All widget styles live under a .road-ui scope — tokens never leak into the host page's :root. Override via appearance.variables; the supported keys map to internal CSS variables:

Color scheme. appearance.colorScheme defaults to 'light'. The widgets follow the OS prefers-color-scheme only when you opt in with colorScheme: 'auto' ('light'/'dark' force it) — so a light-only host never gets surprise dark widgets.

Host CSS resets are safe. The stylesheet ships an unlayered .road-ui shield, so a global reset like * { margin: 0; padding: 0 } no longer collapses widget spacing — no consumer action required. If you must support a pre-2022 engine without revert-layer, scope your reset away from the widget: *:not(.road-ui, .road-ui *) { margin: 0; padding: 0; box-sizing: border-box }.

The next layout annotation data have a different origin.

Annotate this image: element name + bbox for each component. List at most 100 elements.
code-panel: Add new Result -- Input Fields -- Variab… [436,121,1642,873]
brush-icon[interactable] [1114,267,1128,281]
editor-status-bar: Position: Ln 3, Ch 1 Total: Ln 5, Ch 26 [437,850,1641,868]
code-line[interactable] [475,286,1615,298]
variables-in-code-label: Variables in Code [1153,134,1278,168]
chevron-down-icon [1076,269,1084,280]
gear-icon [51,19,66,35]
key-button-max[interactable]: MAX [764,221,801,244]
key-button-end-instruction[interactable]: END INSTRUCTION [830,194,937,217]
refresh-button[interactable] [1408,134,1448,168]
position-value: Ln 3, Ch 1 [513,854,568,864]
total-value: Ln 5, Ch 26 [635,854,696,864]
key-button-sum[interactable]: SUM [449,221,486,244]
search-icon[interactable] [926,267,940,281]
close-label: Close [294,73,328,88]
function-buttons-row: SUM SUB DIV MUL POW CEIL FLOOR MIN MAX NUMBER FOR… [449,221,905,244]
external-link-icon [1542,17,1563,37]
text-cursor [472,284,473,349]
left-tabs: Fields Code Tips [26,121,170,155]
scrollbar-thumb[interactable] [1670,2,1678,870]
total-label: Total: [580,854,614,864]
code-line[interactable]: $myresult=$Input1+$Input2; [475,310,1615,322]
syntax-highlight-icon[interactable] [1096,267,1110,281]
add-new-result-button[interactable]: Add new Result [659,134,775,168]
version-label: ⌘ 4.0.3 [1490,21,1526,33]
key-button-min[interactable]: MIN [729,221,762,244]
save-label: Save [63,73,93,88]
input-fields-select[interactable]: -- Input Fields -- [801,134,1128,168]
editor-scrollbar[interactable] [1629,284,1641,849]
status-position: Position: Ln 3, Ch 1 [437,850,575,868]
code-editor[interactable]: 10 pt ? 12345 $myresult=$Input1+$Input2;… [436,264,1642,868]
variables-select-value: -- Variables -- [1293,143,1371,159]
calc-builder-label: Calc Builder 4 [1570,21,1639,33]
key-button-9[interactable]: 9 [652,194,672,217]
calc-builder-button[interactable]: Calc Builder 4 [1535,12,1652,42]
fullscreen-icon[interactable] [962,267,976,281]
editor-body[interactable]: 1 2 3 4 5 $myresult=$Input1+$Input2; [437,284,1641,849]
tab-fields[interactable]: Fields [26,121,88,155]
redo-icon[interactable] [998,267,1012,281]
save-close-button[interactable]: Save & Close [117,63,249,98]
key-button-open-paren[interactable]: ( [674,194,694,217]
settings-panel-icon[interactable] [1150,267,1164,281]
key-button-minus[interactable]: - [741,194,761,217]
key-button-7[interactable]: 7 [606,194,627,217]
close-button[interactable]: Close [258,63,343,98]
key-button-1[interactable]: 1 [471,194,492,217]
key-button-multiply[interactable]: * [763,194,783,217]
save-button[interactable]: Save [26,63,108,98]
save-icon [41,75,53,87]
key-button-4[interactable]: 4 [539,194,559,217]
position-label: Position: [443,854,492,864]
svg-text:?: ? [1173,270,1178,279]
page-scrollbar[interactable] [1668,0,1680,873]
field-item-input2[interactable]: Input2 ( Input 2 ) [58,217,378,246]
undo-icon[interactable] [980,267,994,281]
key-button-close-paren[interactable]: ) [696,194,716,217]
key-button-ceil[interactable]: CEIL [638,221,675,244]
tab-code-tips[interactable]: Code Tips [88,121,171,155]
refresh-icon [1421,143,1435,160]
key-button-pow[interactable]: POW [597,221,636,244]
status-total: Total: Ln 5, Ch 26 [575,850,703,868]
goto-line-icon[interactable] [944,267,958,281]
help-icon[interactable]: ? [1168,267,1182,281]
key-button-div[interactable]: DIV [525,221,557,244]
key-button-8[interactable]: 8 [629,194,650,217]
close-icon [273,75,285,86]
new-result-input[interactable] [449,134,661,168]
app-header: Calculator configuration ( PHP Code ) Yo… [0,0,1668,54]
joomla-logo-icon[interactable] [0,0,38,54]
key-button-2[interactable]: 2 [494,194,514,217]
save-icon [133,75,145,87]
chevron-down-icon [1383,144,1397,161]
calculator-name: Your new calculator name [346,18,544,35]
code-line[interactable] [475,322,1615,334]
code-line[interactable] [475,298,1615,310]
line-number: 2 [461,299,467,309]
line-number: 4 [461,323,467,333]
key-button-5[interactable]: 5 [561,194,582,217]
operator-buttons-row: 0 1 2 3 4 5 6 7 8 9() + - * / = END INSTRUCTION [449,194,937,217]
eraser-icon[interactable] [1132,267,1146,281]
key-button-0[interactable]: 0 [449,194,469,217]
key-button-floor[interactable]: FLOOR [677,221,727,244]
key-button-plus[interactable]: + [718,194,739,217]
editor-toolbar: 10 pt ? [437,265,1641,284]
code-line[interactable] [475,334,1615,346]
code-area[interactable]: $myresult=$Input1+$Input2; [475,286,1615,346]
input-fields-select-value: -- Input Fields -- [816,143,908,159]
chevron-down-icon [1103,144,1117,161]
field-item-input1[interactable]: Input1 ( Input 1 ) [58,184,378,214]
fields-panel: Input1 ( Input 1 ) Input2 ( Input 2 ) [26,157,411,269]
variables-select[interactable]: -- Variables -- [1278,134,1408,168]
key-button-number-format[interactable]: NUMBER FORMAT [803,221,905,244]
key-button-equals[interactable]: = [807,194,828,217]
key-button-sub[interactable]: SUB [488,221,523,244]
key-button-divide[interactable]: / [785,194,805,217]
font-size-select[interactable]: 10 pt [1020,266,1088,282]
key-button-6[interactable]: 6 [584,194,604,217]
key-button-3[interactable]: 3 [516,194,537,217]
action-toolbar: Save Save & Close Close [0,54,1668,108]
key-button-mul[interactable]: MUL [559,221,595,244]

| Variable | CSS var | | ------------------------ | ------------------------ | | colorPrimary | --primary | | colorPrimaryForeground | --primary-foreground | | colorBackground | --background | | colorForeground | --foreground | | colorMuted | --muted | | colorAccent | --accent | | colorDanger | --destructive | | colorBorder | --border | | borderRadius | --radius | | fontFamily | --font-family |

Accepts any valid CSS color (hex, rgb, hsl, oklch) and CSS lengths.

Local development

npm install
npm run dev      # opens the playground at http://localhost:5174
npm run build    # library build → dist/
npm run typecheck

The playground (playground/) mounts the widget against mocked data — no Road API required.